Pour M. Caïd Essebsi, le Maghreb arabe reste, cependant, l'«espace naturel et vital» pour la Tunisie et l'achèvement de l'édification de ce Maghreb demeurera pour notre pays «une nécessité stratégique absolue, ainsi qu'un rêve longtemps nourri par des générations successives parmi les enfants de cette grande patrie», dira-t-il, en réitérant sa volonté d'œuvrer avec ses «frères» dirigeants des Etats de l'Union du Maghreb arabe «à mettre en œuvre ses institutions et surmonter la léthargie qui l'a touché, de sorte à ce que soit édifié un espace pouvant répondre aux aspirations et aux espoirs des peuples de la région.»

Cet engagement, on le sait, ne répond pas aux voeux les plus chers des Maghrébins, mais aussi aux souhaits maintes fois exprimés par leurs partenaires de l'Union européenne, qui voudraient pouvoir avoir, en face d'eux, un bloc maghrébin uni par les liens de la géographie, de l'histoire et de la culture, solidaire dans la défense de ses intérêts et riche de sa diversité.

Discours de Beji Caid Essebsi

Discours du président Caïd Essebsi aux représentants du corps diplomatique accrédité à Tunis.

Pas de modèle démocratique à exporter

Sur le plan arabe, la Tunisie continuera à œuvrer à la restauration des ponts de confiance et à consolider la coopération interarabe, «dans le cadre du respect réciproque et de l'intérêt commun», soulignera M. Caïd Essebsi qui, en bon disciple de Habib Bourguiba, dont il fut le ministre des Affaires étrangères, reste très attaché à la souveraineté nationale, refusant toute ingérence étrangère (n'est-ce pas Doha!) et s'interdisant toute immixtion dans les affaires des autres pays.

Aussi, et tout en réaffirmant l'engagement indéfectible de notre pays à «soutenir la cause juste du peuple palestinien, afin qu'il puisse recouvrer tous ses droits nationaux et édifier son Etat indépendant sur son territoire, conformément aux résolutions de la légitimité internationale», le président Caïd Essebsi a émis l'espoir que «les Etats arabes frères qui passent par des crises politiques et sociales puissent surmonter leurs difficultés et retrouver leur stabilité, de sorte que cela garantisse à tous leurs citoyens les fondements de la dignité, et leur permette de vivre librement et en toute sécurité.»
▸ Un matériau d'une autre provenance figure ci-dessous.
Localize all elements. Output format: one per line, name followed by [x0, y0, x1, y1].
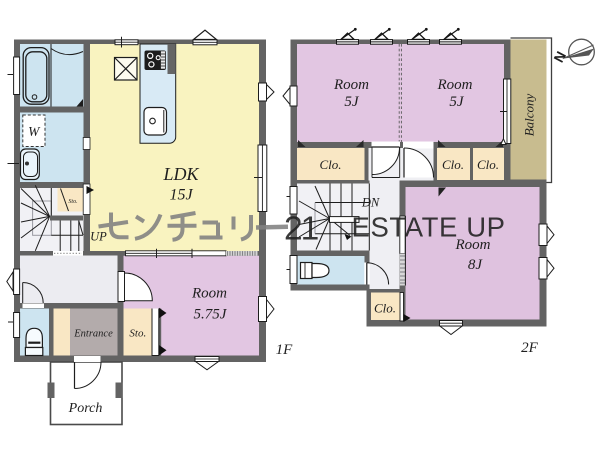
svg-text:8J: 8J — [468, 257, 484, 273]
svg-text:Sto.: Sto. — [129, 328, 146, 340]
svg-text:UP: UP — [90, 230, 107, 244]
svg-text:DN: DN — [361, 196, 380, 210]
svg-text:2F: 2F — [521, 340, 539, 356]
svg-text:Clo.: Clo. — [477, 157, 499, 172]
svg-text:Sto.: Sto. — [68, 199, 77, 205]
svg-text:5J: 5J — [344, 94, 360, 110]
svg-text:15J: 15J — [169, 187, 193, 204]
svg-text:LDK: LDK — [162, 164, 199, 184]
svg-text:Room: Room — [437, 77, 473, 93]
svg-text:Clo.: Clo. — [374, 301, 396, 316]
svg-text:Porch: Porch — [68, 401, 103, 416]
svg-text:Room: Room — [191, 286, 227, 302]
svg-text:Clo.: Clo. — [319, 157, 341, 172]
svg-text:ESTATE UP: ESTATE UP — [352, 212, 506, 243]
svg-text:Entrance: Entrance — [73, 329, 113, 340]
svg-text:Room: Room — [333, 77, 369, 93]
svg-text:1F: 1F — [276, 342, 294, 358]
svg-text:Balcony: Balcony — [522, 93, 537, 136]
svg-text:5J: 5J — [449, 94, 465, 110]
svg-text:5.75J: 5.75J — [194, 307, 228, 323]
svg-text:21: 21 — [284, 211, 318, 248]
svg-text:Clo.: Clo. — [442, 157, 464, 172]
svg-text:W: W — [28, 124, 41, 139]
En d'autres termes, et n'en déplaise aux révolutionnaires autoproclamés et qui se prennent pour des missionnaires au service de la démocratisation du monde arabe, la Tunisie n'a pas de modèle démocratique à exporter ni de conseils à donner aux autres peuples de la région, chaque peuple devant décider seul de son avenir.

Sur les pas de Bourguiba l'Africain

Le troisième cercle de l'ancrage diplomatique de la Tunisie la rattache au continent auquel elle a donné son nom antique, Africa. «La Tunisie ne renoncera pas à ses liens historiques profonds avec son environnement vital africain», a ainsi déclaré le président de la république, qui a promis d'œuvrer à «rétablir et réhabiliter le crédit de confiance» dont jouissait la Tunisie en Afrique et «qui émanait de la lutte commune contre le colonialisme, du combat d'édification de l'Etat indépendant et de l'estime exprimé par les dirigeants du continent à l'égard de l'expérience tunisienne avant-gardiste dirigée par le leader feu Habib Bourguiba.»
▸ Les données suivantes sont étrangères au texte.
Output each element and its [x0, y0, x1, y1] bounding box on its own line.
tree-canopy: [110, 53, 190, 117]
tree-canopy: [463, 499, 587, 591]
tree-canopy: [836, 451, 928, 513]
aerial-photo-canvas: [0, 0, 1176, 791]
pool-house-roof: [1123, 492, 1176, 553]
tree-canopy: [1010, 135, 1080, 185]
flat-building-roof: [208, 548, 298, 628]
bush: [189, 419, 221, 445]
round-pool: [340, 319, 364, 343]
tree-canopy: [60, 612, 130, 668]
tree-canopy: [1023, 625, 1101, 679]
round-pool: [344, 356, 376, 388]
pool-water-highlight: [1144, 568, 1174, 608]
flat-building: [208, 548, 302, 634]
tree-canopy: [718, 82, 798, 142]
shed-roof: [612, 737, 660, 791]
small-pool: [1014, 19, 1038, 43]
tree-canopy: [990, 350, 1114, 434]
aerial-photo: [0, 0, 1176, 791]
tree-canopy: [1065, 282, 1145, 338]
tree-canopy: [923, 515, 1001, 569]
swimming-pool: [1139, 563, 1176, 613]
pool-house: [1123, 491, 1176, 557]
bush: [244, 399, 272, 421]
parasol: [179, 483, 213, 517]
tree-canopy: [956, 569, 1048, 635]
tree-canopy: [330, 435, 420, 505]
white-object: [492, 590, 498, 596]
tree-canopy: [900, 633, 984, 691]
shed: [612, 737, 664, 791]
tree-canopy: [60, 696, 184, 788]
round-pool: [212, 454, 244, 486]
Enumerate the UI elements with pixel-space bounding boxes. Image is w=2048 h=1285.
Aussi, la diplomatie tunisienne veillera-t-elle, au cours des 5 prochaines années, à «réédifier les ponts de confiance avec les Etats du continent et à insuffler un nouveau souffle aux vieilles relations nouées entre notre pays et le reste des Etats africains, et ce grâce à la création d'opportunités pour un partenariat solidaire et grâce au renforcement de la présence tunisienne en Afrique, politiquement, économiquement et culturellement».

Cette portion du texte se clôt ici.